Ausweis­lich sein­er Gewer­bean­mel­dung han­delte der Land­wirt A mit Schweine­fleisch und Wurst­waren. Spezial­isiert war er auf die Span­fer­kelver­mark­tung und lieferte auf Bestel­lung verzehrfer­tige Span­fer­kel. Besteck, Tis­che und ggf. weit­eres Per­son­al wur­den vom jew­eili­gen Kun­den gestellt.

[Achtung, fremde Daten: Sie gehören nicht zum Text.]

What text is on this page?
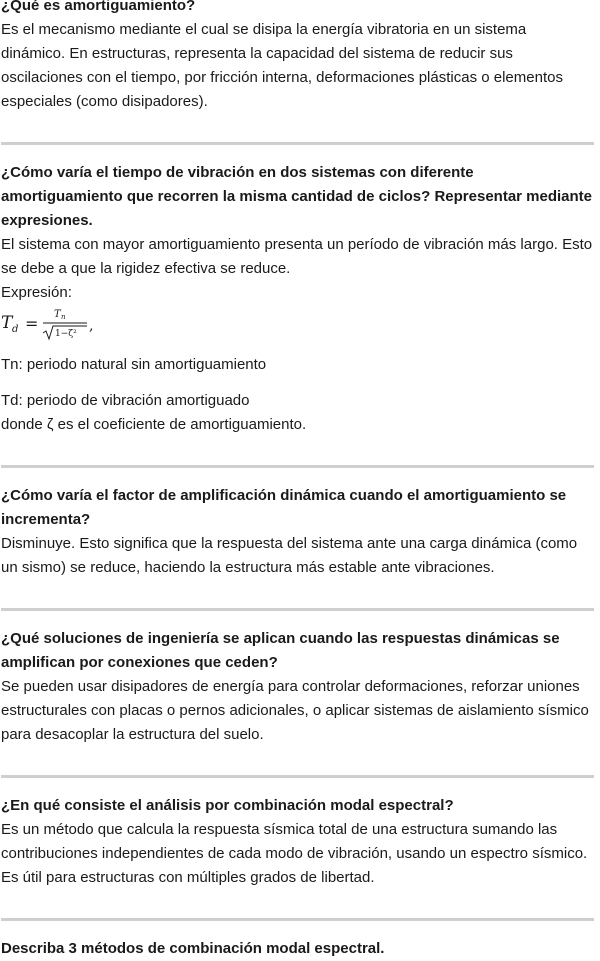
¿Qué es amortiguamiento?

Es el mecanismo mediante el cual se disipa la energía vibratoria en un sistema dinámico. En estructuras, representa la capacidad del sistema de reducir sus oscilaciones con el tiempo, por fricción interna, deformaciones plásticas o elementos especiales (como disipadores).

¿Cómo varía el tiempo de vibración en dos sistemas con diferente amortiguamiento que recorren la misma cantidad de ciclos? Representar mediante expresiones.

El sistema con mayor amortiguamiento presenta un período de vibración más largo. Esto se debe a que la rigidez efectiva se reduce.

Expresión:

T d = T n
1−ζ² ,

Tn: periodo natural sin amortiguamiento

Td: periodo de vibración amortiguado

donde ζ es el coeficiente de amortiguamiento.

¿Cómo varía el factor de amplificación dinámica cuando el amortiguamiento se incrementa?

Disminuye. Esto significa que la respuesta del sistema ante una carga dinámica (como un sismo) se reduce, haciendo la estructura más estable ante vibraciones.

¿Qué soluciones de ingeniería se aplican cuando las respuestas dinámicas se amplifican por conexiones que ceden?

Se pueden usar disipadores de energía para controlar deformaciones, reforzar uniones estructurales con placas o pernos adicionales, o aplicar sistemas de aislamiento sísmico para desacoplar la estructura del suelo.

¿En qué consiste el análisis por combinación modal espectral?

Es un método que calcula la respuesta sísmica total de una estructura sumando las contribuciones independientes de cada modo de vibración, usando un espectro sísmico. Es útil para estructuras con múltiples grados de libertad.

Describa 3 métodos de combinación modal espectral.
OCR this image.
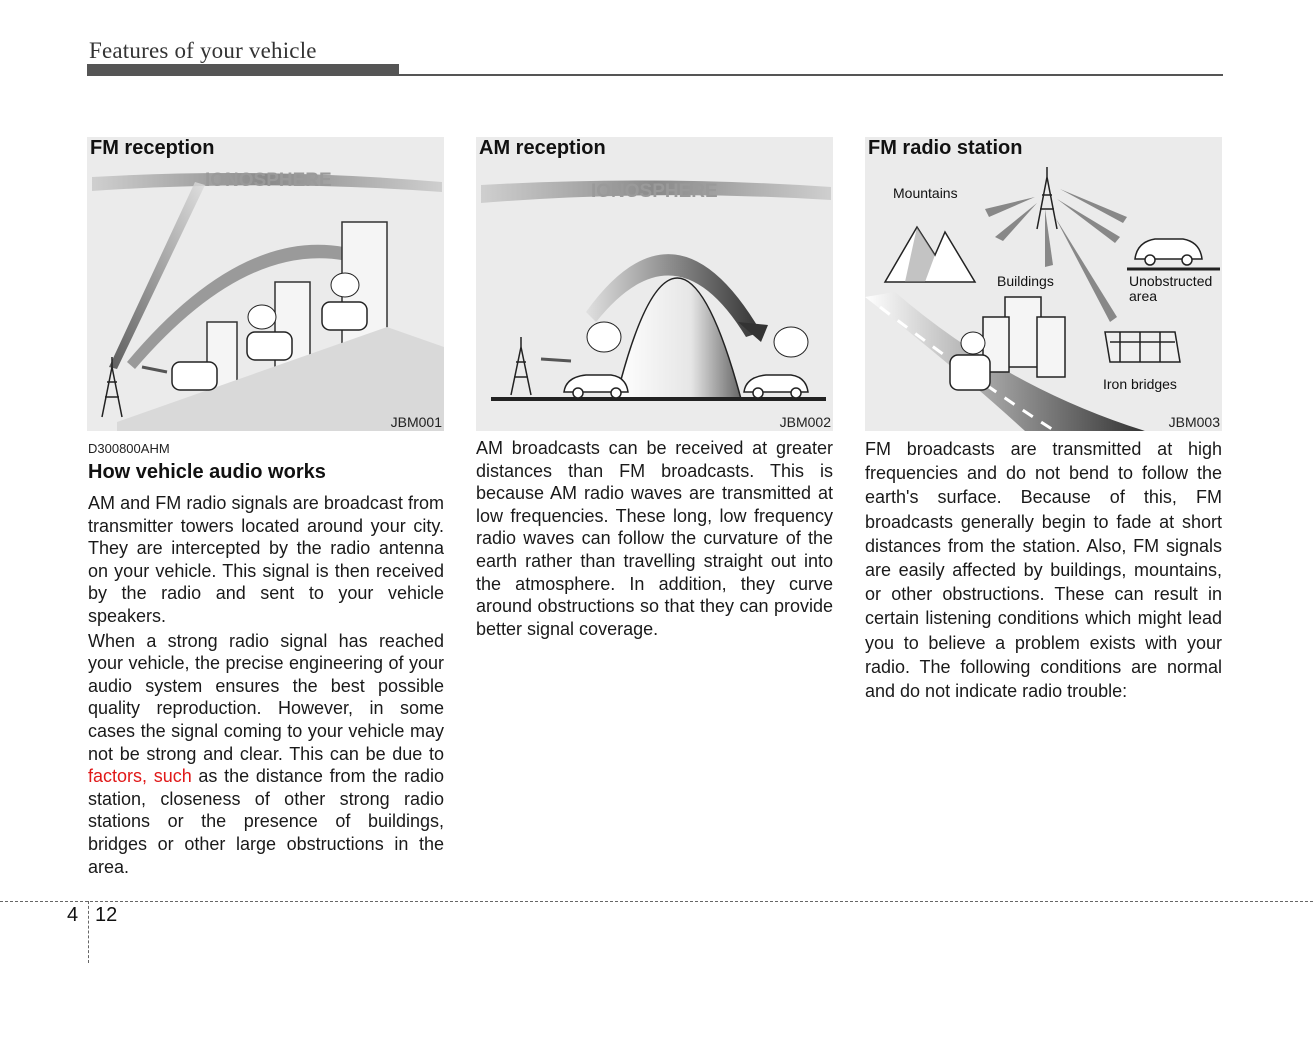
Features of your vehicle
IONOSPHERE
FM reception
JBM001
IONOSPHERE
AM reception
JBM002
FM radio station
Mountains
Buildings	Unobstructed
area
Iron bridges
JBM003
D300800AHM
How vehicle audio works

AM and FM radio signals are broadcast from transmitter towers located around your city. They are intercepted by the radio antenna on your vehicle. This signal is then received by the radio and sent to your vehicle speakers.

When a strong radio signal has reached your vehicle, the precise engineering of your audio system ensures the best possible quality reproduction. However, in some cases the signal coming to your vehicle may not be strong and clear. This can be due to factors, such as the distance from the radio station, closeness of other strong radio stations or the presence of buildings, bridges or other large obstructions in the area.

AM broadcasts can be received at greater distances than FM broadcasts. This is because AM radio waves are transmitted at low frequencies. These long, low frequency radio waves can follow the curvature of the earth rather than travelling straight out into the atmosphere. In addition, they curve around obstructions so that they can provide better signal coverage.

FM broadcasts are transmitted at high frequencies and do not bend to follow the earth's surface. Because of this, FM broadcasts generally begin to fade at short distances from the station. Also, FM signals are easily affected by buildings, mountains, or other obstructions. These can result in certain listening conditions which might lead you to believe a problem exists with your radio. The following conditions are normal and do not indicate radio trouble:

4 12
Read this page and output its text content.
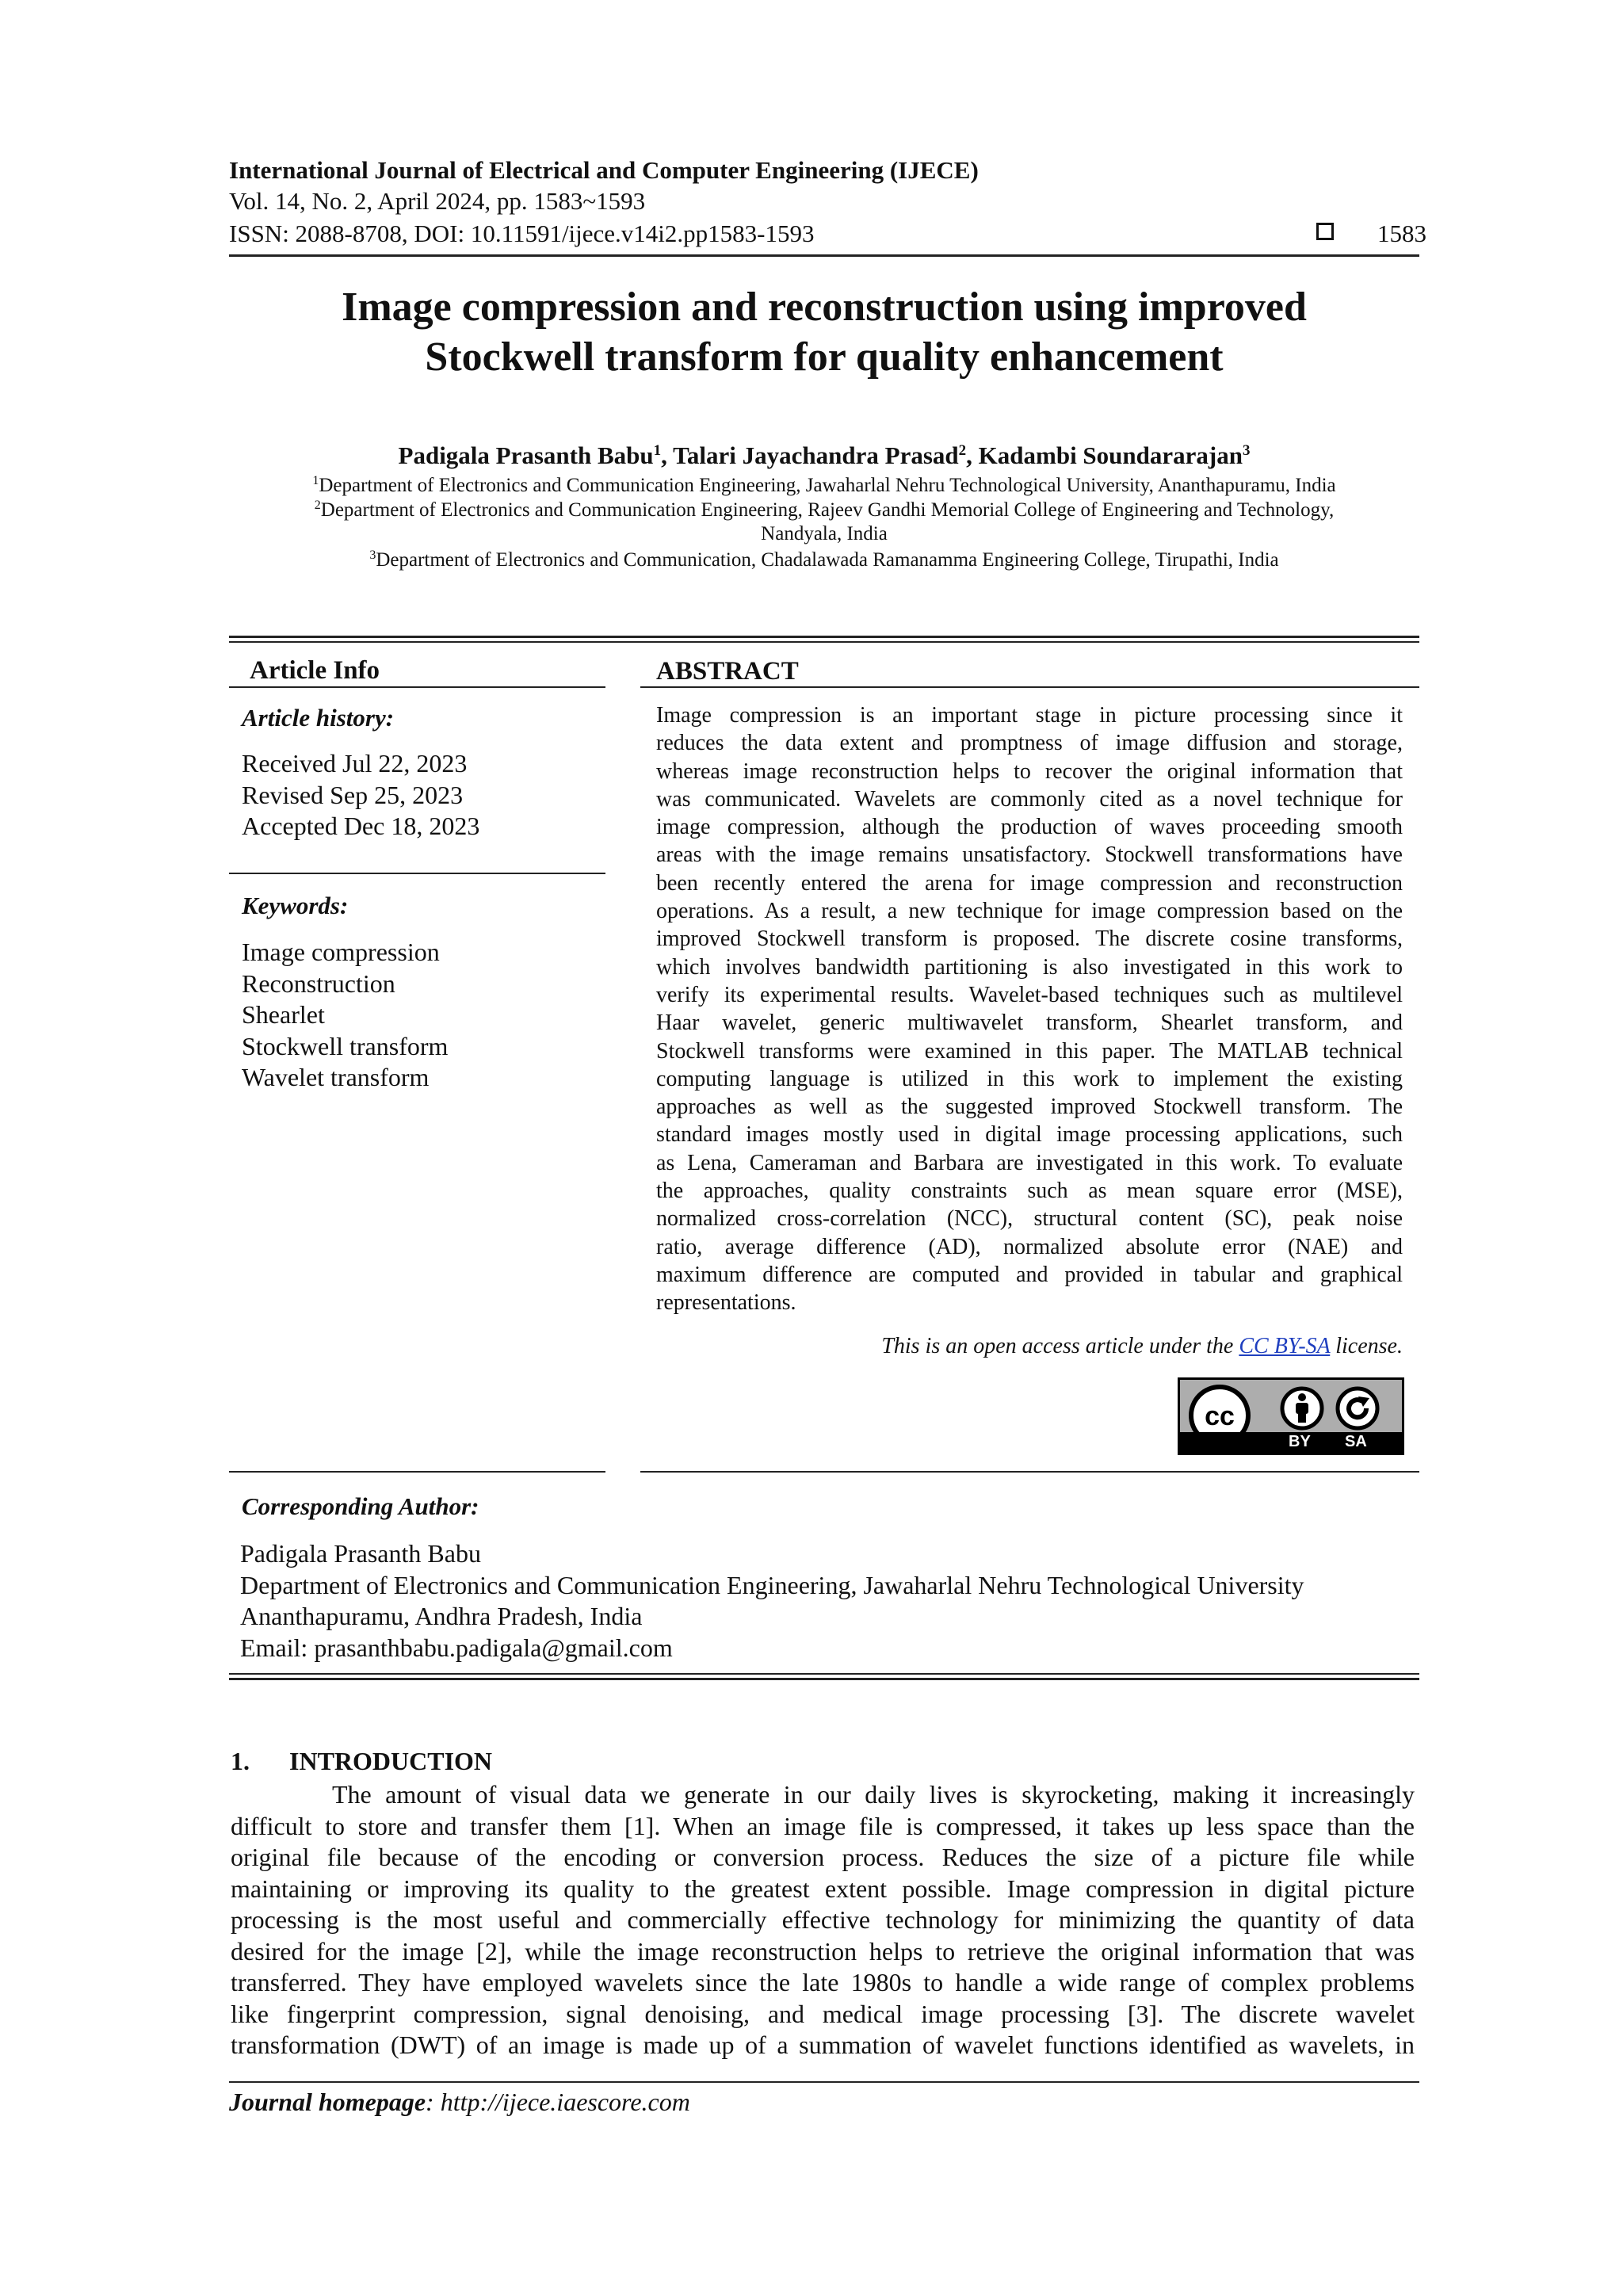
International Journal of Electrical and Computer Engineering (IJECE)
Vol. 14, No. 2, April 2024, pp. 1583~1593
ISSN: 2088-8708, DOI: 10.11591/ijece.v14i2.pp1583-1593	1583
Image compression and reconstruction using improved
Stockwell transform for quality enhancement
Padigala Prasanth Babu$^1$, Talari Jayachandra Prasad$^2$, Kadambi Soundararajan$^3$
$^1$Department of Electronics and Communication Engineering, Jawaharlal Nehru Technological University, Ananthapuramu, India
$^2$Department of Electronics and Communication Engineering, Rajeev Gandhi Memorial College of Engineering and Technology,
Nandyala, India
$^3$Department of Electronics and Communication, Chadalawada Ramanamma Engineering College, Tirupathi, India
Article Info
Article history:
Received Jul 22, 2023
Revised Sep 25, 2023
Accepted Dec 18, 2023
Keywords:
Image compression
Reconstruction
Shearlet
Stockwell transform
Wavelet transform
ABSTRACT
Image compression is an important stage in picture processing since it
reduces the data extent and promptness of image diffusion and storage,
whereas image reconstruction helps to recover the original information that
was communicated. Wavelets are commonly cited as a novel technique for
image compression, although the production of waves proceeding smooth
areas with the image remains unsatisfactory. Stockwell transformations have
been recently entered the arena for image compression and reconstruction
operations. As a result, a new technique for image compression based on the
improved Stockwell transform is proposed. The discrete cosine transforms,
which involves bandwidth partitioning is also investigated in this work to
verify its experimental results. Wavelet-based techniques such as multilevel
Haar wavelet, generic multiwavelet transform, Shearlet transform, and
Stockwell transforms were examined in this paper. The MATLAB technical
computing language is utilized in this work to implement the existing
approaches as well as the suggested improved Stockwell transform. The
standard images mostly used in digital image processing applications, such
as Lena, Cameraman and Barbara are investigated in this work. To evaluate
the approaches, quality constraints such as mean square error (MSE),
normalized cross-correlation (NCC), structural content (SC), peak noise
ratio, average difference (AD), normalized absolute error (NAE) and
maximum difference are computed and provided in tabular and graphical
representations.
This is an open access article under the CC BY-SA license.
cc
BY SA
Corresponding Author:
Padigala Prasanth Babu
Department of Electronics and Communication Engineering, Jawaharlal Nehru Technological University
Ananthapuramu, Andhra Pradesh, India
Email: prasanthbabu.padigala@gmail.com
1. INTRODUCTION
The amount of visual data we generate in our daily lives is skyrocketing, making it increasingly
difficult to store and transfer them [1]. When an image file is compressed, it takes up less space than the
original file because of the encoding or conversion process. Reduces the size of a picture file while
maintaining or improving its quality to the greatest extent possible. Image compression in digital picture
processing is the most useful and commercially effective technology for minimizing the quantity of data
desired for the image [2], while the image reconstruction helps to retrieve the original information that was
transferred. They have employed wavelets since the late 1980s to handle a wide range of complex problems
like fingerprint compression, signal denoising, and medical image processing [3]. The discrete wavelet
transformation (DWT) of an image is made up of a summation of wavelet functions identified as wavelets, in
Journal homepage: http://ijece.iaescore.com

A dif­feren­zierte hin­sichtlich des anzuwen­den­den Steuer­satzes zwis­chen der Liefer­ung der Span­fer­kel, die er mit 7 % Umsatzs­teuer in Rech­nung stellte, und der Zubere­itung inklu­sive Gril­lan­la­gen und Bren­n­ma­te­r­i­al, die er damals mit 16 % Umsatzs­teuer in Rech­nung stellte.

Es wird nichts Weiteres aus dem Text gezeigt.